Women's History Month: Celebrating a culture of equality

  • Published
  • By Brig. Gen. Mark Dillon
  • 86th Airlift Wing commander
As we enter March and begin to recognize Women's History Month throughout the Kaiserslautern Military Community, I'd like to take a moment to talk about an Air Force pioneer who passed away a few weeks ago.

Retired Maj. Gen. Jeanne M. Holm, credited as the single driving force in achieving equality for today's military women, died Feb. 15 at 88 years old.

She started her military career by enlisting in the Army in 1942. She entered the Women's Army Air Corps the following year, receiving a commission as the WAAC's equivalent of a second lieutenant. She commanded a basic training company, then a training regiment, and after the war took command of the 106th Women's Army Corps Hospital in West Virginia before leaving active duty in 1946.

Two years later, during the Berlin Crisis, she was recalled by the Army to be a company commander and then transferred to the two-year-old Air Force in 1949, when a new law fully integrated women into the regular armed forces.

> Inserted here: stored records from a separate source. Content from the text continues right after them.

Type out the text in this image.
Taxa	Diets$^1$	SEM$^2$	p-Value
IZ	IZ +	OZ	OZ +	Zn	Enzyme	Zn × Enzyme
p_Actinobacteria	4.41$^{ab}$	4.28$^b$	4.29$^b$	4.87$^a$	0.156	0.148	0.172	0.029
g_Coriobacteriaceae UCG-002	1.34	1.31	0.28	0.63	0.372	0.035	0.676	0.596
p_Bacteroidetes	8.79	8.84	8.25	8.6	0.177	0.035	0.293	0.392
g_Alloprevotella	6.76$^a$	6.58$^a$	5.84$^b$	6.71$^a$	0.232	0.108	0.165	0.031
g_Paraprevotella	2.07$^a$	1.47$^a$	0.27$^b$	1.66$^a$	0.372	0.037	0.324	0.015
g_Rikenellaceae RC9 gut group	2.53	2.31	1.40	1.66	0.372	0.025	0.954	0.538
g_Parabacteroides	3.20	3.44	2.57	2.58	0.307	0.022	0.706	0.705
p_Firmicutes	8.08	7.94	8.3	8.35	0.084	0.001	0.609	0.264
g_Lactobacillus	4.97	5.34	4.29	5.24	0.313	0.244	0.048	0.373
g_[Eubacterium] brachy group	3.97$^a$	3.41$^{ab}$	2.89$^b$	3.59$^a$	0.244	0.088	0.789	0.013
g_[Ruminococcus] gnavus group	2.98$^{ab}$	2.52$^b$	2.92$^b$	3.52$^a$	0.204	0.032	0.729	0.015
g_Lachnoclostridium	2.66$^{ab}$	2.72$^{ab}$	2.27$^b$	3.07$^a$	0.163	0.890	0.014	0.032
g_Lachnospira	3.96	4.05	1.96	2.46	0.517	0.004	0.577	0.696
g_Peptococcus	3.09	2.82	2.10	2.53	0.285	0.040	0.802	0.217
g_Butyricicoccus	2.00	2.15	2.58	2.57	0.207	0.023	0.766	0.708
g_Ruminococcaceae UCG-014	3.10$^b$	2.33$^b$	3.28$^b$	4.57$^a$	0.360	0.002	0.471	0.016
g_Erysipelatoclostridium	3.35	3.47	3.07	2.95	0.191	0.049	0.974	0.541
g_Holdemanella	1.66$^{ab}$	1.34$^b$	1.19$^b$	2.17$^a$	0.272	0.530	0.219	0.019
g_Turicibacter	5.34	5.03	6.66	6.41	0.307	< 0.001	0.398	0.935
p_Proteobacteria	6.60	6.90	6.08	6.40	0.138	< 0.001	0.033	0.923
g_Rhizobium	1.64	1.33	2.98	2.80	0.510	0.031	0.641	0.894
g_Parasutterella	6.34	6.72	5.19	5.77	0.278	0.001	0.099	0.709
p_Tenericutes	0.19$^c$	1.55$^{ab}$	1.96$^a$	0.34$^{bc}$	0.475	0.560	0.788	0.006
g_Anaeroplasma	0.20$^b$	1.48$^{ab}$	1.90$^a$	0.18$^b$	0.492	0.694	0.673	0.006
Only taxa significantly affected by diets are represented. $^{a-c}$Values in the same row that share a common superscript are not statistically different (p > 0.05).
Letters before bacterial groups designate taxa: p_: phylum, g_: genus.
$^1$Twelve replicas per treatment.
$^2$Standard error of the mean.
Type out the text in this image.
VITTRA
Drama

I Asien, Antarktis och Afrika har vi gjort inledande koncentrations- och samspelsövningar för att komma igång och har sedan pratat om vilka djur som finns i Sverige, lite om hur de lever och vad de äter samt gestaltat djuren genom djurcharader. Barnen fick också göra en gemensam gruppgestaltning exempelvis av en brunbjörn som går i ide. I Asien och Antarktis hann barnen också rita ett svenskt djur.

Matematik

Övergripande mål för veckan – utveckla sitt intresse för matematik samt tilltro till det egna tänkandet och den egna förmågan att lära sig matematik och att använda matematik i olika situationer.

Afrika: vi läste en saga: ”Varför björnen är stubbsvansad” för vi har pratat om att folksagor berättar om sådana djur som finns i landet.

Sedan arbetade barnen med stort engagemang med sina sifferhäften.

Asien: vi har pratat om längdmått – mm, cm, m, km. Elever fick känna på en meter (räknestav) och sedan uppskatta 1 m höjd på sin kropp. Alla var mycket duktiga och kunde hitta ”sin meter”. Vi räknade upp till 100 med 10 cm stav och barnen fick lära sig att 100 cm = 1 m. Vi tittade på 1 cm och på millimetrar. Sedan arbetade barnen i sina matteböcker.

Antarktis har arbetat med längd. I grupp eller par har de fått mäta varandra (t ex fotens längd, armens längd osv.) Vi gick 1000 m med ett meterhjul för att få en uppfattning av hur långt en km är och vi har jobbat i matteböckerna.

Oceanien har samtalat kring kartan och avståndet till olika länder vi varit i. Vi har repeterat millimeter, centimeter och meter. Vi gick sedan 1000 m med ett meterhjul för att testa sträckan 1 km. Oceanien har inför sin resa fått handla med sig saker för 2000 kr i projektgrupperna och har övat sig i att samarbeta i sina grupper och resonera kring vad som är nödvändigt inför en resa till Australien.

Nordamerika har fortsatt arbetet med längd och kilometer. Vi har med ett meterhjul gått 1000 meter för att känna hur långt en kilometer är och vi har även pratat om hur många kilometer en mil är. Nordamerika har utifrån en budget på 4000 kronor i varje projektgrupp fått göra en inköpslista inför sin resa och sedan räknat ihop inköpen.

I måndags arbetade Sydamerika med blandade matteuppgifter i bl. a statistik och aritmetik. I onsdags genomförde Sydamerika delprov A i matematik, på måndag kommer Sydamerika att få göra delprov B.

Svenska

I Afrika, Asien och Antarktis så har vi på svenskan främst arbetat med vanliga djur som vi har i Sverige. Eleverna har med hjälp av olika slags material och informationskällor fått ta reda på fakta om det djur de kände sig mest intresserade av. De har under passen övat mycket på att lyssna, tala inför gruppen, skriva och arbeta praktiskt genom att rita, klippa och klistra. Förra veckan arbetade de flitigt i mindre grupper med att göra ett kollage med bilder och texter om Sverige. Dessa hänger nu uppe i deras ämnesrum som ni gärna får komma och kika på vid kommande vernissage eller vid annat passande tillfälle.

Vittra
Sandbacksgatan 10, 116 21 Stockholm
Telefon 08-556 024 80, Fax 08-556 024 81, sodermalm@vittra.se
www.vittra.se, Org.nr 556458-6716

She then served for 26 more years in a variety of personnel positions overseas and in Washington, then becoming the longest-serving director of Women in the Air Force, or WAF, from 1965 until 1971. In that position, she truly found her stride. Maneuvering among senior leaders, she increased opportunities for women across the Air Force and in all branches of service. She got rid of outdated uniforms, opened "choice" overseas assignments to women that had long been for "men only," and greatly expanded the career fields open to women.

In 1971 she became the first woman to achieve the rank of brigadier general, and two years later she became the first female two-star general in U.S. military history.

She retired in 1975, but many of the ideas she championed came to pass long after her time in uniform. Women were later admitted to service academies, allowed full participation in campus ROTC programs, allowed to serve as pilots and given greater roles in combat. Many believe that without her, there would be no women in the Air Force at all.

Today, women in the Air Force still face significant challenges. But thanks to the sense of determination and the culture of equality women like General Holm infused into our branch of service, we know we are headed in the right direction. She's shown us that by standing together, we can achieve greater success by embracing our uniqueness, versus dividing it.

During this month, please take the time to participate in some of the many events we have planned to recognize our heritage, and the proud part women have played in the past, present and future success of our Armed Services.